A readily available form of evidence about the relationship between native employment opportunities and immigration is cross-section data ((In applied micro seminars, you often hear Cult members hiss something to the effect, “But those estimates are from *cross-sectional* data”. With grimaces around the table at the mention of the taint.)). These data describe various geographical regions or worker skill groups. For each region or skill group, the analysts assigns average wages (or other employment outcome) and the percentage of the group that is immigrants. Then the analyst checks to see if there’s a correlation among the groups between wages and the number of immigrants.

As you can imagine, there’s a lot for the interested analyst to play with. Every country has its own data sources. You can change the definition of skill group. You can look at larger geographic regions like states or smaller ones like cities. And, like always, you can choose from the palette of statistical techniques to calculate your estimated correlation and effect size. Longhi, Nijkamp and Poot did a meta-analysis of 18 papers that reported 348 estimates of this correlation.

As a quick demonstration of what these papers look like, I’ve downloaded some Census 2000 data from IPUMS USA. For each state, I calculated the percent of workers that are foreign born and the average wage for native workers. Here’s the plot:

I’ve drawn the regression line. Surprisingly, the line has an upward slope, suggesting a positive correlation. The slope of the line is about 1.5.

One thing that’s wrong with this plot, besides the fact that I haven’t controlled for a bunch of obvious things, is that this simple correlation conflates the impact of immigration on native wages with the shared economic incentives of natives and immigrants to move to states that have positive wage growth. Both immigrants and natives will want to move to states that have good wage prospects; they select themselves, to use the jargon. We really only care about the first thing, the impact of immigrants on natives, and so we’d like to wash this correlation to get the stain of “selection” out.

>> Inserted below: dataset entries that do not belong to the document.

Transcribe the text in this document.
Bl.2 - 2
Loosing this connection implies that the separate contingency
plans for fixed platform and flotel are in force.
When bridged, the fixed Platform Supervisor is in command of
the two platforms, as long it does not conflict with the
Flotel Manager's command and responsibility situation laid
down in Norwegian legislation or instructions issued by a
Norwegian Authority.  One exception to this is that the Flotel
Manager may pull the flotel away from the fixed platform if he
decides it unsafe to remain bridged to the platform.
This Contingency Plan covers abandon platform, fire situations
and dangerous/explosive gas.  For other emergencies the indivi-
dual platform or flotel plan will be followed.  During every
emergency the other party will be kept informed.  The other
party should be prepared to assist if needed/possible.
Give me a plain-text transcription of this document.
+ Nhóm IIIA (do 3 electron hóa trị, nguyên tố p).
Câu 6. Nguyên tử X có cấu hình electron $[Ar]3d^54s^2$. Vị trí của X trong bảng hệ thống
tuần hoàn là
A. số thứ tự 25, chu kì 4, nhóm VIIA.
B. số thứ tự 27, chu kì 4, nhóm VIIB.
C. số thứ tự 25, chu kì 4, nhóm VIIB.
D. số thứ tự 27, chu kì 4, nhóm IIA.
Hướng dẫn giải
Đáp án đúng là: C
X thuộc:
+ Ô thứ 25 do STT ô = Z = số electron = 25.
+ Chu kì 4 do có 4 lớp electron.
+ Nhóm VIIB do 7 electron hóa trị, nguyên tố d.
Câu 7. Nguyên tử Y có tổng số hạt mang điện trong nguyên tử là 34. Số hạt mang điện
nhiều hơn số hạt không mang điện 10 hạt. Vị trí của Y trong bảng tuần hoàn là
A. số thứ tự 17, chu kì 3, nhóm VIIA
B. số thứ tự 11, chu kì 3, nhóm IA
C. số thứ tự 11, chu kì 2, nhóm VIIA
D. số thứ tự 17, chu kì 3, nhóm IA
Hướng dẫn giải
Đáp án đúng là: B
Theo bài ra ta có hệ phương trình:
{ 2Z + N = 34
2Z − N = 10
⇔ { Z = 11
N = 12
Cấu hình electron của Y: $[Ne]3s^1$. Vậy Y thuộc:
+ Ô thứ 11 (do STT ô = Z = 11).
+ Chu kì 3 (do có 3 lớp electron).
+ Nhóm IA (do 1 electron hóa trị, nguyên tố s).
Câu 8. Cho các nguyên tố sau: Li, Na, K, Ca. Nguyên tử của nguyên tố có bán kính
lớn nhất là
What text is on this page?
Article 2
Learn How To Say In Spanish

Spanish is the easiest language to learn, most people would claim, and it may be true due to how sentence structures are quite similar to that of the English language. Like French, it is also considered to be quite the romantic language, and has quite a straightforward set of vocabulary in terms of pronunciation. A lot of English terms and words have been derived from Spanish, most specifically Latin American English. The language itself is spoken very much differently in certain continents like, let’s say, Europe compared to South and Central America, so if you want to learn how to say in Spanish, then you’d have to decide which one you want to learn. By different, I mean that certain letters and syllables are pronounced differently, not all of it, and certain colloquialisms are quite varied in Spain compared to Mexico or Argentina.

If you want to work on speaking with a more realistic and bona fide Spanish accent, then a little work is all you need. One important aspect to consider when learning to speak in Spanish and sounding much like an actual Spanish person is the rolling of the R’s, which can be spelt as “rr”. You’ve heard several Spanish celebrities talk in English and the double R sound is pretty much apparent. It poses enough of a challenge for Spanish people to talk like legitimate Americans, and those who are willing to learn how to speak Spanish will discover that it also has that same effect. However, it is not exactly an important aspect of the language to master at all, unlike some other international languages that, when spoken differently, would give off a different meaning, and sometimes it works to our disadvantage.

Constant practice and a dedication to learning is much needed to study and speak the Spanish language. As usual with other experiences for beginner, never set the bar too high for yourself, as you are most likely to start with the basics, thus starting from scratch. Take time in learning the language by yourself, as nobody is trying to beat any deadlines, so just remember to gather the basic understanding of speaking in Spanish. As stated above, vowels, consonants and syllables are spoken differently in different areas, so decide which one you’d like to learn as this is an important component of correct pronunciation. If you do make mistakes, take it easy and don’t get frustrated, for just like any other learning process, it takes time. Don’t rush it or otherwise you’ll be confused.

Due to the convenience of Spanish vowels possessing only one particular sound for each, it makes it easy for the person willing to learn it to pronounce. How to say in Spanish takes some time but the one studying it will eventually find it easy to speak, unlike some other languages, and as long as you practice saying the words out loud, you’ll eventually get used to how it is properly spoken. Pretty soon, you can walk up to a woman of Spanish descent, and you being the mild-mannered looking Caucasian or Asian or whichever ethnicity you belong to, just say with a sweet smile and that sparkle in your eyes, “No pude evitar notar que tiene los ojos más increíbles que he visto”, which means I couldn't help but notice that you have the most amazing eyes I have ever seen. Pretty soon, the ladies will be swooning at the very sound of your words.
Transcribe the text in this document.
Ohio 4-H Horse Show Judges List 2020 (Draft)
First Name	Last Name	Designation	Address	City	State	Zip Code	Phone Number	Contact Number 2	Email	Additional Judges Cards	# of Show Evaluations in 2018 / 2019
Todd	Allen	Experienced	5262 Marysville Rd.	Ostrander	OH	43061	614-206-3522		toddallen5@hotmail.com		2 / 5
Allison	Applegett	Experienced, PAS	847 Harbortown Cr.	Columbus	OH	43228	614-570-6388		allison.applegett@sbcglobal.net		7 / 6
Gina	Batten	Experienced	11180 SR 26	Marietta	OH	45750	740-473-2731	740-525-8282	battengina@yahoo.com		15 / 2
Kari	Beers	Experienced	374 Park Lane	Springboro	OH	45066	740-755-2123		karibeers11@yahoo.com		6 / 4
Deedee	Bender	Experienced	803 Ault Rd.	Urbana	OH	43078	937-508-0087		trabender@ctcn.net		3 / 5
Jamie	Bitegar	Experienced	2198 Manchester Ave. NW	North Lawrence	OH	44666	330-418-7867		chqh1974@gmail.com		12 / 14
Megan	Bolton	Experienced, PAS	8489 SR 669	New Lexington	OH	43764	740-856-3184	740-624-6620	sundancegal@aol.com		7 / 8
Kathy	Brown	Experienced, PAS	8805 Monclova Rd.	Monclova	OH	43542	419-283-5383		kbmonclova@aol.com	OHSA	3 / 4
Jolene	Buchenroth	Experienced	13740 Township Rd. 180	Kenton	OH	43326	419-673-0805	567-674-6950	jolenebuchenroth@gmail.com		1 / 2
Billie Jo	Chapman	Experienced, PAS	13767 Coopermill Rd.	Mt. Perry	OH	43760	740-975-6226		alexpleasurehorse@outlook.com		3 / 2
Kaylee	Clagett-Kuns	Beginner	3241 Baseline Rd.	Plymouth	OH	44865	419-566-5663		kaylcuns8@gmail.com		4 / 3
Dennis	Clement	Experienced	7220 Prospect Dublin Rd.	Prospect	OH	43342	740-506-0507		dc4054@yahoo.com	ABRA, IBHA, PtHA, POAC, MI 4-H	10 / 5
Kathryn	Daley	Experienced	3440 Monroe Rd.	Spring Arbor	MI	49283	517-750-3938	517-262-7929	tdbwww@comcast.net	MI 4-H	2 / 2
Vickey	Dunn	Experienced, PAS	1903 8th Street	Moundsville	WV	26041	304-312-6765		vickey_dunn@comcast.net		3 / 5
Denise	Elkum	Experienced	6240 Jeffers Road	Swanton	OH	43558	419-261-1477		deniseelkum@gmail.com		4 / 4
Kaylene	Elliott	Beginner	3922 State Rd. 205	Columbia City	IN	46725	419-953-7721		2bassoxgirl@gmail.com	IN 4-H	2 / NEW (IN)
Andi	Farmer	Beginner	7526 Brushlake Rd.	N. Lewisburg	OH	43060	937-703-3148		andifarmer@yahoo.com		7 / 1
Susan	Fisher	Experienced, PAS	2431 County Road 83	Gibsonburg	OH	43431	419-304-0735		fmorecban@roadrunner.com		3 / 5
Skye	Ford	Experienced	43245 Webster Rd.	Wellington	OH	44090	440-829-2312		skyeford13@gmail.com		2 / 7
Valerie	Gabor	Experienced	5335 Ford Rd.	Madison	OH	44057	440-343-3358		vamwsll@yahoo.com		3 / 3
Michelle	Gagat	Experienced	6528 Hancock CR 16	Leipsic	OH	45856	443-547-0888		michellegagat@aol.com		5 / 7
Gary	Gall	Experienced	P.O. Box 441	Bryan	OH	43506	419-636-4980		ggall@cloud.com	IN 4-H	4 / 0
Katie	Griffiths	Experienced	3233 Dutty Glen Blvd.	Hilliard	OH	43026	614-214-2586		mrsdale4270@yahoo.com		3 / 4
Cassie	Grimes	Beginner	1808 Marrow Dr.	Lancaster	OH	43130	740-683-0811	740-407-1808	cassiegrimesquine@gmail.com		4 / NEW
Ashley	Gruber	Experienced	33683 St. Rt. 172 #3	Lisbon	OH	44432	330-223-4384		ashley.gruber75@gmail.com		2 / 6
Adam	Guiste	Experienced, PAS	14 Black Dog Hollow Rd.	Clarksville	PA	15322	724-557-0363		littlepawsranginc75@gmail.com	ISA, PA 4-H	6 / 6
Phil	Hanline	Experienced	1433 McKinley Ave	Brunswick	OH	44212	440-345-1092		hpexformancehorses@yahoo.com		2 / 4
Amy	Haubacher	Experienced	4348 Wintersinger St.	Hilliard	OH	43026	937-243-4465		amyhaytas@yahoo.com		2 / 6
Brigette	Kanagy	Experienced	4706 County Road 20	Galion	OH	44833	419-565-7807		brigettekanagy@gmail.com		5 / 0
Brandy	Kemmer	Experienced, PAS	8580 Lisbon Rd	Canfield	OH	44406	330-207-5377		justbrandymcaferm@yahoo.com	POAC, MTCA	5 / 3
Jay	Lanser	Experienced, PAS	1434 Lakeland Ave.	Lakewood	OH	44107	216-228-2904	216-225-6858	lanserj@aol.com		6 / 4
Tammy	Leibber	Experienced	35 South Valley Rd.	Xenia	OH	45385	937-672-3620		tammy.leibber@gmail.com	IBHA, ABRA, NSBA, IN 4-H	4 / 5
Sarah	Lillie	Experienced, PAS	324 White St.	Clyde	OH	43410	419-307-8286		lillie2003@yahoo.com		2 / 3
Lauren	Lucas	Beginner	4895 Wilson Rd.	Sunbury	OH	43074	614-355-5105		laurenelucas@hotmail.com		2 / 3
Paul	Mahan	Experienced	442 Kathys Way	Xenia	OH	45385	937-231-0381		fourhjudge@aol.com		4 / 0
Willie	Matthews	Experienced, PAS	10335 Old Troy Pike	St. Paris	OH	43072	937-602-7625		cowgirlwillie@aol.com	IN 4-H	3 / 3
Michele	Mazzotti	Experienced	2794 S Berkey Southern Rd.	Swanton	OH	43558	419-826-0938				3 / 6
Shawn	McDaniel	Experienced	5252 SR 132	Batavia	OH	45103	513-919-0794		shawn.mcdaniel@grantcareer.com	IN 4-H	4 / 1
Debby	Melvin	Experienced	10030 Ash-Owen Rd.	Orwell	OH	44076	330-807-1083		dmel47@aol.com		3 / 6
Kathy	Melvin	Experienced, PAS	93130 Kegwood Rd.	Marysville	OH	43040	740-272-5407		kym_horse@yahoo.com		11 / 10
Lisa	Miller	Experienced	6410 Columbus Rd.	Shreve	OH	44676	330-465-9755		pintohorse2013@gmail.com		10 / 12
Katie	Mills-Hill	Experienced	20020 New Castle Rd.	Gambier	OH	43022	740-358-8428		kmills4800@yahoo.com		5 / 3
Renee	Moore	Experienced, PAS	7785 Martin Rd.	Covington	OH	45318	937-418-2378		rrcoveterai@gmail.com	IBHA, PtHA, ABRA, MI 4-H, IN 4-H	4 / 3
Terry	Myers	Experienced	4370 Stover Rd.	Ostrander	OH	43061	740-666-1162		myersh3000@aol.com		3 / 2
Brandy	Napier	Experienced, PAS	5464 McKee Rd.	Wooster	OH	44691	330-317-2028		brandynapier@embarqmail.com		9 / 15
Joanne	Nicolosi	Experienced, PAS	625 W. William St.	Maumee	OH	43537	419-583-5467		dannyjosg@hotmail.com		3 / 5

A neat regularity among immigrants is that they tend to move to regions where previous immigrants had already called home. We’ll leave it to sociologists to tell us why this might be the case and for the moment just exploit this fact for our statistical purposes. We can predict the percentage of immigrants in a state in the year 2000 by looking at the percentage of immigrants in that state several years before. Here’s a plot:

The red line is the regression line and the black line is the 45 degree line. As you can see, the percentage of immigrants has uniformly increased in those 40 years, but the red line is positively sloped and the dots cluster pretty well around the regression line. The immigrate ratios in 2000 are predicted pretty well by their ratios in 1960(!).

So what? Well, suppose the percentage of immigrants in a state does not have an impact on the relative wage prospects in that state 40 years later. The prediction of the year 2000 immigration ratios using the red line, then, should be unrelated to the wage prospects for immigrants (and natives) in that year. This prediction is just the detergent we needed to get rid of the stain of selection. Basically, we’re taking the variation of immigrant ratios due to selection out and only looking at the variation due to immigrant clustering. Here’s a plot of native wages versus *predicted* year 2000 immigrant ratios:

The slope on the regression line is 1.8. That this slope is close to the slope of the one where I didn’t correct for selection suggests that selection isn’t that big of a deal.

While its size is a bit big and so makes me think I did something wrong, the sign of the slope I’ve estimated isn’t surprising. Longhi, Nijkamp and Poot found that almost as many estimates of the effect of immigration on native wages are positive as negative. Here’s their figure 1 which shows the distribution of estimates across analyses:

The estimates seem to cluster around zero. My estimates are 1.5 standard deviations away from the mean; not too bad for a quick and dirty analysis!

So even the non-experimental evidence suggests immigrants have little impact on native wages.